Prove that if $\displaystyle p$ is an odd prime then $\displaystyle x^2\equiv 2\mod p$ has solutions if and only if $\displaystyle p\equiv1$ or $\displaystyle 7\mod 8$.
This exercise comes in the chapter on quadratic residues and the Legendre symbol. I have absolutely no idea how to prove what it asks. None of the theorems in the chapter seem relevant.

My professor has been skipping around in the book, and blending in his own material.
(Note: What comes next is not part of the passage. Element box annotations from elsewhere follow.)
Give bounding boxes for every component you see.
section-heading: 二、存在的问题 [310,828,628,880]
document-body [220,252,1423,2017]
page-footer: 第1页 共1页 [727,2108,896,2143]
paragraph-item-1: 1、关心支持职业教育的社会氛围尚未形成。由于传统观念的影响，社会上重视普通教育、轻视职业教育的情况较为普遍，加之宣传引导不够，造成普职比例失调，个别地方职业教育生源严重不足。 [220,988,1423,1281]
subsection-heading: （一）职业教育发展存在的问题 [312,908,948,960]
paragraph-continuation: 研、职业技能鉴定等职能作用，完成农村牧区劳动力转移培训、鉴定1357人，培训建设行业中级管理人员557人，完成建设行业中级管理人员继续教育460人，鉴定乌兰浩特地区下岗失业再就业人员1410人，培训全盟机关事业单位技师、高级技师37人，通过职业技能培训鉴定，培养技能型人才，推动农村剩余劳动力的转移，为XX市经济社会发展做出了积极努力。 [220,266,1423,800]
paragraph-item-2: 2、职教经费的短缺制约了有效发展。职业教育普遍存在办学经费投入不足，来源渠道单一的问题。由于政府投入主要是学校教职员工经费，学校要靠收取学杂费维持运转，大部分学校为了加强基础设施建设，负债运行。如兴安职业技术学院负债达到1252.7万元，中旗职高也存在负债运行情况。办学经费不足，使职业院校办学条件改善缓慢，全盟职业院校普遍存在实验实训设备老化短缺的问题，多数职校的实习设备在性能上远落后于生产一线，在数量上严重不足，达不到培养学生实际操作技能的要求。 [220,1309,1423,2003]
I suspect he may have skipped over something from an earlier chapter, which I need to solve this.

Hints or useful theorems would be much appreciated.

2. The easiest way to prove this is probably by using Gauss's lemma.

Let me know if you need help.

3. ## Legendre symbol result

If you already have Legendre symbol results, one of them is
$\displaystyle (2/p) = (-1) ^ { (p^2-1) / 8 }$
If p=1(8), then p = 8k+1, so $\displaystyle p^2 = 64k^2 + 16k + 1$
and
$\displaystyle (p^2-1)/8 = (64k^2 + 16k) /8 = 8k^2 + 2k$
is even. So the Legendre symbol is 1 and 2 is a quadratic residue.
Try the remaining cases: p=3(8), p=5(8) and p=7(8).